Au bal masqué ohé ohé

Allo.

Aujourd’hui, on a (presque) atteint le plancher de grève pour faire une révolution aka une grève générale illimitée. Faick? (À prononcer FECQ ou FEC) le bal est lancé. On a tout décoré et les invitations sont envoyées en bonne et due forme. Des invitations pour tout le monde, pas juste pour les couples, parce que les bals c’est le fun pour les célibataires aussi, questions de rencontrer des gens qui pensent comme toi. Hum… à bien y penser cette phrase n’a pas trop de sens, parce que oui on peut croire que le mouvement étudiant c’est une gang dogmatisée qui pense toute pareil. Mais non. Oui il y a des éléments dogmatisants, et là je pense à quelques personnes en particulier, mais ils sont justement dogmatisant parce que si tu ne penses pas exactement tout pareil comme lui ou elle, ben c’est parce que t’as pas compris. Même sur un petit détail qui parait futile telle une annonce faite en classe.

- Venez voter, pour ou contre la grève, c’est votre choix, mais venez en assemblée générale pour voter!

-Ben non! Faut venir voter POUR la grève, pis si vous y croyez pas là genre style, ben venez passs que dans l’AG on va vous donner les faits pis là là vous allez comprendre pis vous allez voter pour la grève. Yo.

Et ce bal là, il est enclenché depuis belle lurette. Lurette, comme celle dans le fond de ma gorge, que je sens enflée, qui me donne mal au coeur et me coupe l’appétit. Ma mère dit que c’est le stresse, mais je sais que c’est ma réaction allergique aux gens dogmatisants.

Et en tant que célibataire à ce bal de grève, je sais que je ne trouverai pas mon Roméo. En tout cas, ceux qui font battre mon coeur vite vite vite, c’est les grands, les gras et les méchants. Ils te font tout le temps sentir comme une incapable de réfléchir (quand pourtant, si ton opinion diverge du sien c’est parce que justement tu n’accepte pas de “vérité” toute cuite). Ces célibataires, ils font peur.

À ce bal, tout le monde porte un masque, mais ce n’est pas officiellement un bal masqué. C’est simplement parce que les invités aiment se prendre pour d’autres. Ils portent des costumes de sauveurs du monde, mais ils ne savent pas jouer le rôle. C’est juste un costume, pas une pièce de théâtre.

Je suis prise dans le tourbillon de la danse, mais je suis seule.

Bye.

A.No.

Capulet contre Montaigu

Allo.

Militer dans le mouvement étudiant, c’est pas toujours simple simple. Surtout si on était pas là en 2005. Tsé, la FAMEUSE grève générale illimitée de 2005!

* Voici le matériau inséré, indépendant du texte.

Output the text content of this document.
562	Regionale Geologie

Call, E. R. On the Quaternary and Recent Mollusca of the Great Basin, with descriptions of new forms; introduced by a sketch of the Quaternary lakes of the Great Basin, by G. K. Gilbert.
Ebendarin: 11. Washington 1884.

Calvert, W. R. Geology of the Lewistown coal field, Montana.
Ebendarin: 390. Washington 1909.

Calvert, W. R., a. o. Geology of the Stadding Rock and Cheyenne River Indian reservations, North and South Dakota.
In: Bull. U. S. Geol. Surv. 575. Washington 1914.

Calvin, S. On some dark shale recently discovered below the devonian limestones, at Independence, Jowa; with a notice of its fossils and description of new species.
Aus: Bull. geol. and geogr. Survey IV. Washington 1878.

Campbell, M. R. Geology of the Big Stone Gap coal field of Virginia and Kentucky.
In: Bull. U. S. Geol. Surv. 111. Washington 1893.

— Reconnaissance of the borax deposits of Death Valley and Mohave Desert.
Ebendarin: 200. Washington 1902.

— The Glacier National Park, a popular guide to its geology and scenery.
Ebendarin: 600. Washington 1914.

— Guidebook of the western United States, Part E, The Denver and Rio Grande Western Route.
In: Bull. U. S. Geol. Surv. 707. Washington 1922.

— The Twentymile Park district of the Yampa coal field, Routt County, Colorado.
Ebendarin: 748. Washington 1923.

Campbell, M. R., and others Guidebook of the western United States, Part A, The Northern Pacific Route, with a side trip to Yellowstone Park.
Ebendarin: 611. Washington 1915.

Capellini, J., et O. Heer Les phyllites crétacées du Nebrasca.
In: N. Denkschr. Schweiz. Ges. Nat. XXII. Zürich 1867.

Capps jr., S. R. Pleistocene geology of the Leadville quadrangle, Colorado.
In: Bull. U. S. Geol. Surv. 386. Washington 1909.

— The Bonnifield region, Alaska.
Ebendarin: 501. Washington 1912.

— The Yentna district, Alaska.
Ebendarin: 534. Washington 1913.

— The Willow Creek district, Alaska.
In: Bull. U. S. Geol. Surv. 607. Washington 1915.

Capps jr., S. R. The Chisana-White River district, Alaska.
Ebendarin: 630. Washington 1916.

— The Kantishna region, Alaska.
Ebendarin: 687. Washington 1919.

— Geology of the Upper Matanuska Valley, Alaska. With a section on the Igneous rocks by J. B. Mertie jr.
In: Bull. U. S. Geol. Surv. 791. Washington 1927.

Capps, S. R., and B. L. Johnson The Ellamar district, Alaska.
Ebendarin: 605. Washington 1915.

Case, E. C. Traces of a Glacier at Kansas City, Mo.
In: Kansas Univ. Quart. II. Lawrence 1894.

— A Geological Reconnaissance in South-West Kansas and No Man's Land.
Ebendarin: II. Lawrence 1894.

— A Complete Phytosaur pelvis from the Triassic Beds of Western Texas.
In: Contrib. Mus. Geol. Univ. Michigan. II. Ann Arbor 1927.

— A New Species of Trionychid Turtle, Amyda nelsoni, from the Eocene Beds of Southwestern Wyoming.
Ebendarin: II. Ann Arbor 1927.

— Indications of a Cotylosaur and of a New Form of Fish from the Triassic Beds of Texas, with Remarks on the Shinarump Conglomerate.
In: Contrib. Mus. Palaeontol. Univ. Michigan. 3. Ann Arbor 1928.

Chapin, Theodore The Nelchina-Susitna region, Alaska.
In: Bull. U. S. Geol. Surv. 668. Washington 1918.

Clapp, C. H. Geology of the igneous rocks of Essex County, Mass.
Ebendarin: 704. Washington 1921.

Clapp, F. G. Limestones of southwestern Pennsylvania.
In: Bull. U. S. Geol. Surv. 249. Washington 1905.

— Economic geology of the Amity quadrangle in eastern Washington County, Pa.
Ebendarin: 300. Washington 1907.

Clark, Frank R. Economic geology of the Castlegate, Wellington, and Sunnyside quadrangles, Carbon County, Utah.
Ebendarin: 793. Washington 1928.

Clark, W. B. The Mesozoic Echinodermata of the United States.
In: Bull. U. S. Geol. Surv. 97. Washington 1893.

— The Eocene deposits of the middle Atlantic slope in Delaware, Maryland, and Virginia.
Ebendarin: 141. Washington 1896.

Parce qu’à cette époque lointaine, il y avait l’ASSÉ (la CASSÉE), contre la FECQ et la FEUQ, mais techniquement unis contre Charest. Ça commence à faire pas mal d’acronymes, et c’est juste un début.

Pour simplifier ça, utilisons une métaphore avec la famille Capulet et la famille Montaigu, unies contre le roi qui veut augmenter les impôts, mettons.

Dans l’ancien lointain temps, elles se sont chicanées et se sont faites des coups chiens, mais vraiment chien tsé. Des choses impardonnables.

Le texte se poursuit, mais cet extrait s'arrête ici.